Claude Sonnet 5 Is Live: Real Agentic Gains at a Price Built for Daily Use
The exact benchmark numbers separating Sonnet 5 from Sonnet 4.6 and Opus 4.8, and what they mean for real work
What matters today
The exact benchmark numbers separating Sonnet 5 from Sonnet 4.6 and Opus 4.8, and what they mean for real work
Key points
- What Actually Changed
- The Pricing Detail Most Coverage Missed
- Where It Runs
- Sonnet 5 vs. Opus 4.8: The Actual Decision Rule
- Use Case One: Contract Review, Start to Finish
What You'll Learn
- The exact benchmark numbers separating Sonnet 5 from Sonnet 4.6 and Opus 4.8, and what they mean for real work
- Where Sonnet 5 runs today: claude.ai, Claude Code, AWS Bedrock, Google Vertex AI, and Microsoft Foundry
- A clear rule for choosing Sonnet 5 over Opus 4.8, with the one setting that controls both cost and quality
- A step-by-step contract review workflow you can run this week, plus a second use case for competitive research
- The pricing catch buried in Anthropic's footnotes that changes how much you actually pay per task
Every few months, a new model launches with a press release full of "significant improvements" and no numbers you can act on. Sonnet 5, which Anthropic shipped on June 30, 2026, is not that. It comes with a benchmark table, an effort dial that trades cost for quality in real time, and a price that stays flat instead of climbing.
The decision in front of Executives is not whether to use Claude. It is which model to route each job to, and whether paying Opus prices is still necessary for tasks that used to require it. Get that wrong and you either overpay for routine work or undershoot on tasks that need real reasoning depth.
Below: the numbers behind the "agentic" claim, where the model runs, when to reach for Opus 4.8 instead, and a full walkthrough of a contract review workflow built for Sonnet 5's new effort levels.
What Actually Changed
"Agentic" gets thrown around a lot. In practice it means a model that plans a multi-step task, uses tools like a browser or terminal, checks its own work, and keeps going without you re-prompting it after every step. Anthropic's launch post describes testers watching Sonnet 5 finish jobs "where previous Sonnet models would stop short," including a case where the model investigated a bug, wrote a test to reproduce it, fixed it, then stashed the fix to confirm the bug returned without it, all in a single unprompted pass.

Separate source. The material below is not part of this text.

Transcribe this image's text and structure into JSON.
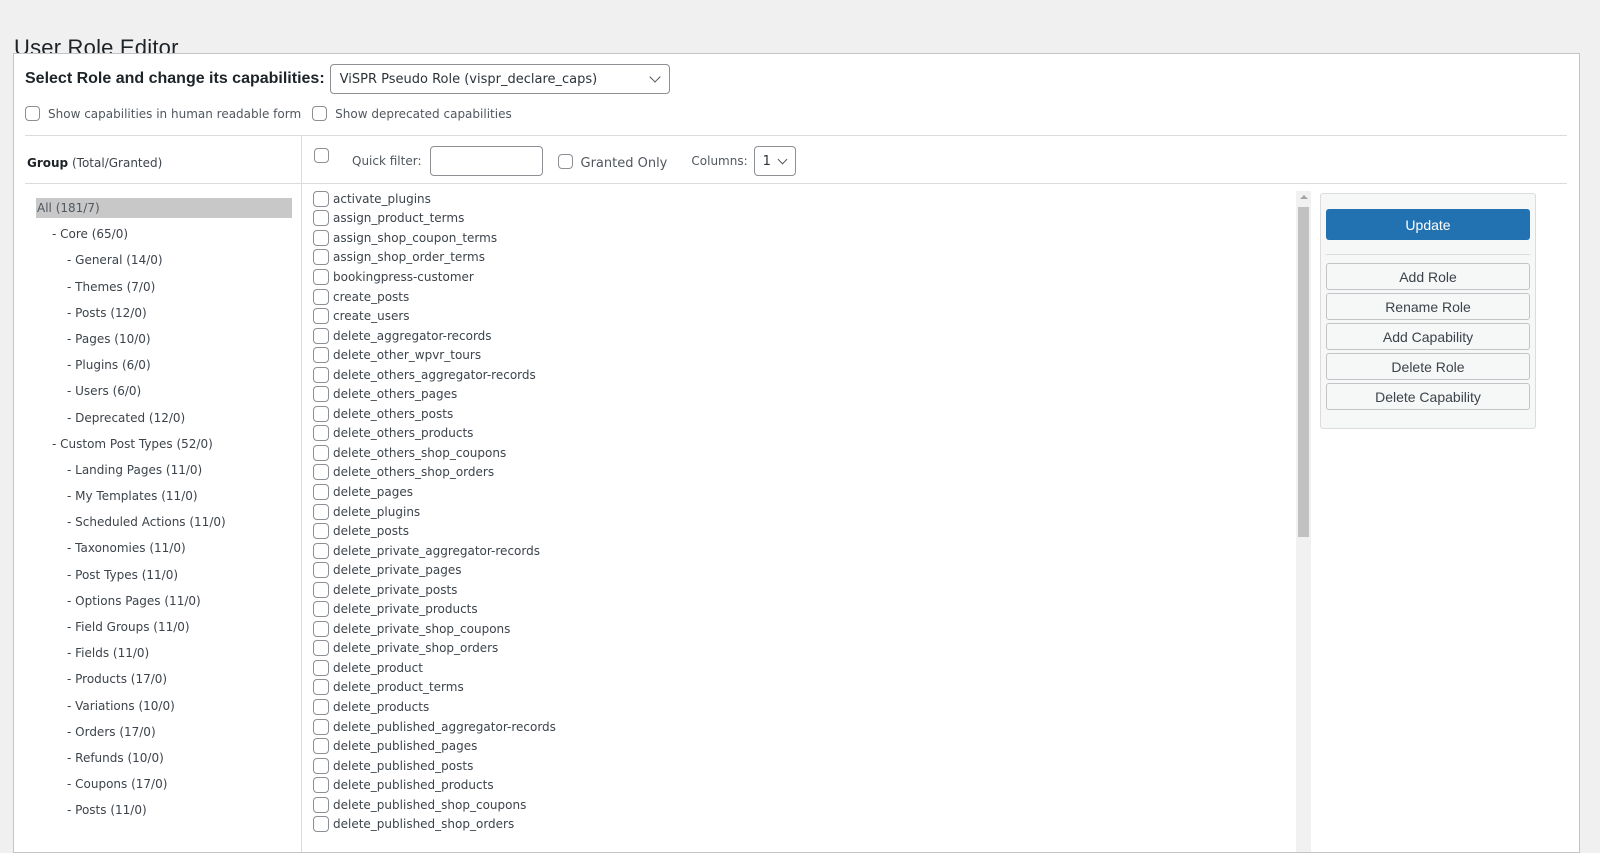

The clearest apples-to-apples read sits in SWE-bench Pro, a real-world software engineering benchmark. It is the only benchmark in Anthropic's release notes with a published score for Sonnet 4.6, Sonnet 5, and Opus 4.8 alike, so it is the one comparison below that is not missing a data point for any of the three models.
Sonnet 4.6
58.1%
Sonnet 5
63.2%
Opus 4.8
69.2%
SWE-bench Pro score, the only benchmark here with a published number for all three models.
Sonnet 5 closes roughly half the gap to Opus 4.8 that Sonnet 4.6 carried on this benchmark, a 5.1-point jump against a 6-point gap still remaining above it. A few other benchmarks show real movement too, though Anthropic has not published a matching score for all three models on any of them, so they are worth knowing but are not a fair 3-way comparison. On OSWorld-Verified, a test of operating a real computer by clicking, typing, and navigating software, Sonnet 5 hits 81.2 percent, up from Sonnet 4.6's 78.5 percent (no published Opus 4.8 score on this one). On Terminal-Bench 2.1, a command-line task benchmark, Sonnet 5 jumps to 80.4 percent from Sonnet 4.6's 67.0 percent, its biggest release-over-release gain of the group (again, no published Opus 4.8 score). On Humanity's Last Exam with tools enabled, a graduate-level reasoning test, Sonnet 5 scores 57.4 percent, nearly matching Opus 4.8's 57.9 percent (no published Sonnet 4.6 score here). And on GDPval-AA v2, built from real professional tasks across finance, legal, and other GDP-heavy sectors, Sonnet 5 scores 1,618 against Opus 4.8's 1,615, the one case where the cheaper model wins outright (no published Sonnet 4.6 score on this one either). For the document-heavy, judgment-light knowledge work most Executives actually pay people to do, that last comparison is the one worth remembering: Anthropic's own numbers say the cheaper model can win on average.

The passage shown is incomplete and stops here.